Possiamo, infine, trovare analogie tra Ramayana e l'Iliade con un terzo testo, a loro antecedente e cioè L'Epopea di Gilgamesh (VII a.C.). Si tratta di un racconto epico babilonese, uno dei primi, probabilmente, ad essere conosciuto in tutto il bacino del Mediterraneo. Certamente il parallelismo più evidente ed importante nelle tre epopee è dato dal rapporto tra il protagonista (Achille/Gilgamesh/Rama) ed un suo compagno (Patroclo/Enkidu/Lakshmana). Il motivo della coppia, come suggerisce T. Porzano trova del resto numerosi esempi sia nell'Antico Testamento che nell'epica greca e germanica.

Si può quindi a ragione parlare sia del genio greco che del genio indiano: il primo caratterizzato da una mentalità mercantile, tipica delle civiltà ioniche e di Mileto (come afferma U. Eco, Storia della Filosofia, vol 1, Bari: Laterza), critica e libera che porterà al concetto (e alla pratica) della democrazia come isonomia (D. Massaro, La meraviglia delle idee, vol. 1, Milano: Pearson, 2015) discussione politica (cioè per e nella polis) (Geymonat et al., Il pensiero filosofico, la realtà, la società, Novara: DEA, 2015) e distaccandosi dalle cosmogonie mitiche espresse nel Vicino Oriente Antico (come afferma B. Russell, Storia della Filosofia Occidentale, Milano: 1966), il secondo caratterizzato, come hanno fatto vedere Coomaraswany e Nivedita (op.cit.) dalla capacità indiana di assorbire qualsiasi nuova idea, non importa la sua origine, e di metterla alla prova. Avida di nuovo pensiero, ma gelosamente riluttante ad accettare nuovi costumi, il genio indiano è stato sempre, seppur lentamente costruttivo, immancabilmente sintetico dai tempi più antichi al momento attuale.

Già con Anassimandro possiamo apprezzare l'analogia tra filosofia greca e filosofia “altra”, ed in particolare, la filosofia cinese. A primo acchito non è sorprendente che sia possibile una tale connessione; perchè la filosofia cinese, ed in particolare il Daodejing, esprimendosi per aforismi (ovvero attraverso un linguaggio poetico e mistico volto però a rivelare intuizioni che oggi chiameremmo scientifiche), fa il paio con il “frammento di Anassimandro”, il quale si esprime anche esso per aforismi.
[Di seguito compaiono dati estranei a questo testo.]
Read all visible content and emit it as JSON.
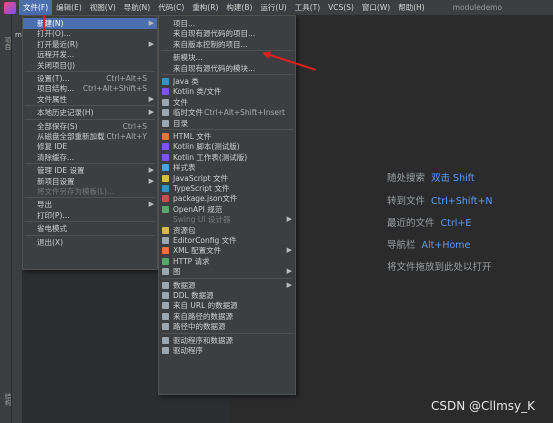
{
  "menubar": {
    "items": [
      "文件(F)",
      "编辑(E)",
      "视图(V)",
      "导航(N)",
      "代码(C)",
      "重构(R)",
      "构建(B)",
      "运行(U)",
      "工具(T)",
      "VCS(S)",
      "窗口(W)",
      "帮助(H)"
    ],
    "project": "moduledemo"
  },
  "panel": {
    "tab": "mod",
    "strip_top": "项目",
    "strip_bottom": "结构"
  },
  "file_menu": [
    {
      "label": "新建(N)",
      "arrow": true,
      "highlight": true
    },
    {
      "label": "打开(O)..."
    },
    {
      "label": "打开最近(R)",
      "arrow": true
    },
    {
      "label": "远程开发..."
    },
    {
      "label": "关闭项目(J)"
    },
    {
      "sep": true
    },
    {
      "label": "设置(T)...",
      "shortcut": "Ctrl+Alt+S"
    },
    {
      "label": "项目结构...",
      "shortcut": "Ctrl+Alt+Shift+S"
    },
    {
      "label": "文件属性",
      "arrow": true
    },
    {
      "sep": true
    },
    {
      "label": "本地历史记录(H)",
      "arrow": true
    },
    {
      "sep": true
    },
    {
      "label": "全部保存(S)",
      "shortcut": "Ctrl+S"
    },
    {
      "label": "从磁盘全部重新加载",
      "shortcut": "Ctrl+Alt+Y"
    },
    {
      "label": "修复 IDE"
    },
    {
      "label": "清除缓存..."
    },
    {
      "sep": true
    },
    {
      "label": "管理 IDE 设置",
      "arrow": true
    },
    {
      "label": "新项目设置",
      "arrow": true
    },
    {
      "label": "将文件另存为模板(L)...",
      "disabled": true
    },
    {
      "sep": true
    },
    {
      "label": "导出",
      "arrow": true
    },
    {
      "label": "打印(P)..."
    },
    {
      "sep": true
    },
    {
      "label": "省电模式"
    },
    {
      "sep": true
    },
    {
      "label": "退出(X)"
    }
  ],
  "new_menu": [
    {
      "label": "项目..."
    },
    {
      "label": "来自现有源代码的项目..."
    },
    {
      "label": "来自版本控制的项目..."
    },
    {
      "sep": true
    },
    {
      "label": "新模块..."
    },
    {
      "label": "来自现有源代码的模块..."
    },
    {
      "sep": true
    },
    {
      "label": "Java 类",
      "icon": "#3592c4"
    },
    {
      "label": "Kotlin 类/文件",
      "icon": "#7f52ff"
    },
    {
      "label": "文件",
      "icon": "#9aa7b0"
    },
    {
      "label": "临时文件",
      "shortcut": "Ctrl+Alt+Shift+Insert",
      "icon": "#9aa7b0"
    },
    {
      "label": "目录",
      "icon": "#9aa7b0"
    },
    {
      "sep": true
    },
    {
      "label": "HTML 文件",
      "icon": "#e8743c"
    },
    {
      "label": "Kotlin 脚本(测试版)",
      "icon": "#7f52ff"
    },
    {
      "label": "Kotlin 工作表(测试版)",
      "icon": "#7f52ff"
    },
    {
      "label": "样式表",
      "icon": "#4aa3df"
    },
    {
      "label": "JavaScript 文件",
      "icon": "#d6b94a"
    },
    {
      "label": "TypeScript 文件",
      "icon": "#3592c4"
    },
    {
      "label": "package.json文件",
      "icon": "#c94e4e"
    },
    {
      "label": "OpenAPI 规范",
      "icon": "#59a869"
    },
    {
      "label": "Swing UI 设计器",
      "arrow": true,
      "disabled": true
    },
    {
      "label": "资源包",
      "icon": "#d6b94a"
    },
    {
      "label": "EditorConfig 文件",
      "icon": "#9aa7b0"
    },
    {
      "label": "XML 配置文件",
      "arrow": true,
      "icon": "#e8743c"
    },
    {
      "label": "HTTP 请求",
      "icon": "#59a869"
    },
    {
      "label": "图",
      "arrow": true,
      "icon": "#9aa7b0"
    },
    {
      "sep": true
    },
    {
      "label": "数据源",
      "arrow": true,
      "icon": "#9aa7b0"
    },
    {
      "label": "DDL 数据源",
      "icon": "#9aa7b0"
    },
    {
      "label": "来自 URL 的数据源",
      "icon": "#9aa7b0"
    },
    {
      "label": "来自路径的数据源",
      "icon": "#9aa7b0"
    },
    {
      "label": "路径中的数据源",
      "icon": "#9aa7b0"
    },
    {
      "sep": true
    },
    {
      "label": "驱动程序和数据源",
      "icon": "#9aa7b0"
    },
    {
      "label": "驱动程序",
      "icon": "#9aa7b0"
    }
  ],
  "hints": [
    {
      "text": "随处搜索",
      "key": "双击 Shift"
    },
    {
      "text": "转到文件",
      "key": "Ctrl+Shift+N"
    },
    {
      "text": "最近的文件",
      "key": "Ctrl+E"
    },
    {
      "text": "导航栏",
      "key": "Alt+Home"
    },
    {
      "text": "将文件拖放到此处以打开",
      "key": ""
    }
  ],
  "watermark": "CSDN @Cllmsy_K",
  "colors": {
    "menubar": "#3c3f41",
    "highlight": "#4b6eaf",
    "editor": "#2b2b2b",
    "hint_key": "#589df6",
    "annotation": "#e02020"
  }
}
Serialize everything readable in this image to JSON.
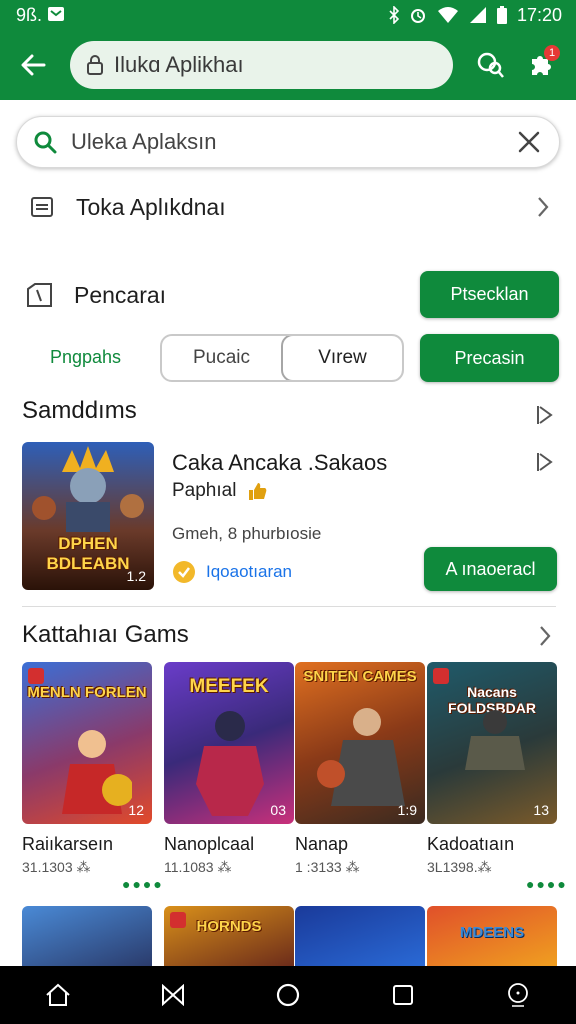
{
  "status_bar": {
    "time": "17:20",
    "left_text": "9ß."
  },
  "top_bar": {
    "url": "Ilukɑ Aplikhaı",
    "badge": "1"
  },
  "search": {
    "query": "Uleka Aplaksın"
  },
  "rows": {
    "apps_label": "Toka Aplıkdnaı",
    "search_label": "Pencaraı",
    "search_button": "Ptsecklan"
  },
  "filters": {
    "link": "Pngpahs",
    "options": [
      "Pucaic",
      "Vırew"
    ],
    "action": "Precasin"
  },
  "featured_section": {
    "title": "Samddıms",
    "game": {
      "title": "Caka Ancaka .Sakaos",
      "subtitle": "Paphıal",
      "meta": "Gmeh, 8 phurbıosie",
      "developer": "Iqoaotıaran",
      "art_text": "DPHEN BDLEABN",
      "art_corner": "1.2",
      "cta": "A ınaoeracl"
    }
  },
  "grid_section": {
    "title": "Kattahıaı Gams",
    "tiles": [
      {
        "name": "Raiıkarseın",
        "meta": "31.1303 ⁂",
        "art_text": "MENLN FORLEN",
        "corner": "12",
        "colors": [
          "#3b6fd6",
          "#e24a2a"
        ]
      },
      {
        "name": "Nanoplcaal",
        "meta": "11.1083 ⁂",
        "art_text": "MEEFEK",
        "corner": "03",
        "colors": [
          "#6a3cc9",
          "#c9307a"
        ]
      },
      {
        "name": "Nanap",
        "meta": "1 :3133 ⁂",
        "art_text": "SNITEN CAMES",
        "corner": "1:9",
        "colors": [
          "#c7551c",
          "#3a2a20"
        ]
      },
      {
        "name": "Kadoatıaın",
        "meta": "3L1398.⁂",
        "art_text": "Nacans FOLDSBDAR",
        "corner": "13",
        "colors": [
          "#1f5a6a",
          "#7a5a2a"
        ]
      }
    ],
    "second_row_labels": [
      "",
      "HORNDS",
      "",
      "MDEENS"
    ]
  },
  "colors": {
    "accent": "#0f8a3c",
    "link": "#1a73e8"
  }
}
Molto probabilmente durante il corso dei commerci, che portavano le navi milesiane in luoghi lontani (Egitto, Fenicia, sicuramente) i commercianti si confrontavano con le persone del posto e durante le fasi “non coomerciali” del soggiorno dialogavano con i loro clienti, anche per apprenderne i gusti e le esigenze commerciali. Non sarebbere sbagliato dire che gran parte delle conversazioni informali vertessero sulle differenze politiche vigenti tra le poleis e queste nazioni ospitanti, ma anche sulle differenze religiose e culturali (leggende e ciò che oggi chiameremmo cronaca).

In questo modo con lo scambio interculturale, necessario supporto all’attività commerciale, il modo di pensare, le storie mitiche e quant’altro, hanno viaggiato insieme alle merci in lungo e in largo nel Mediterraneo e oltre, il che spiega le forti analogie tra le diverse narrazioni nei libri più famosi e antichi delle comunità mondiali.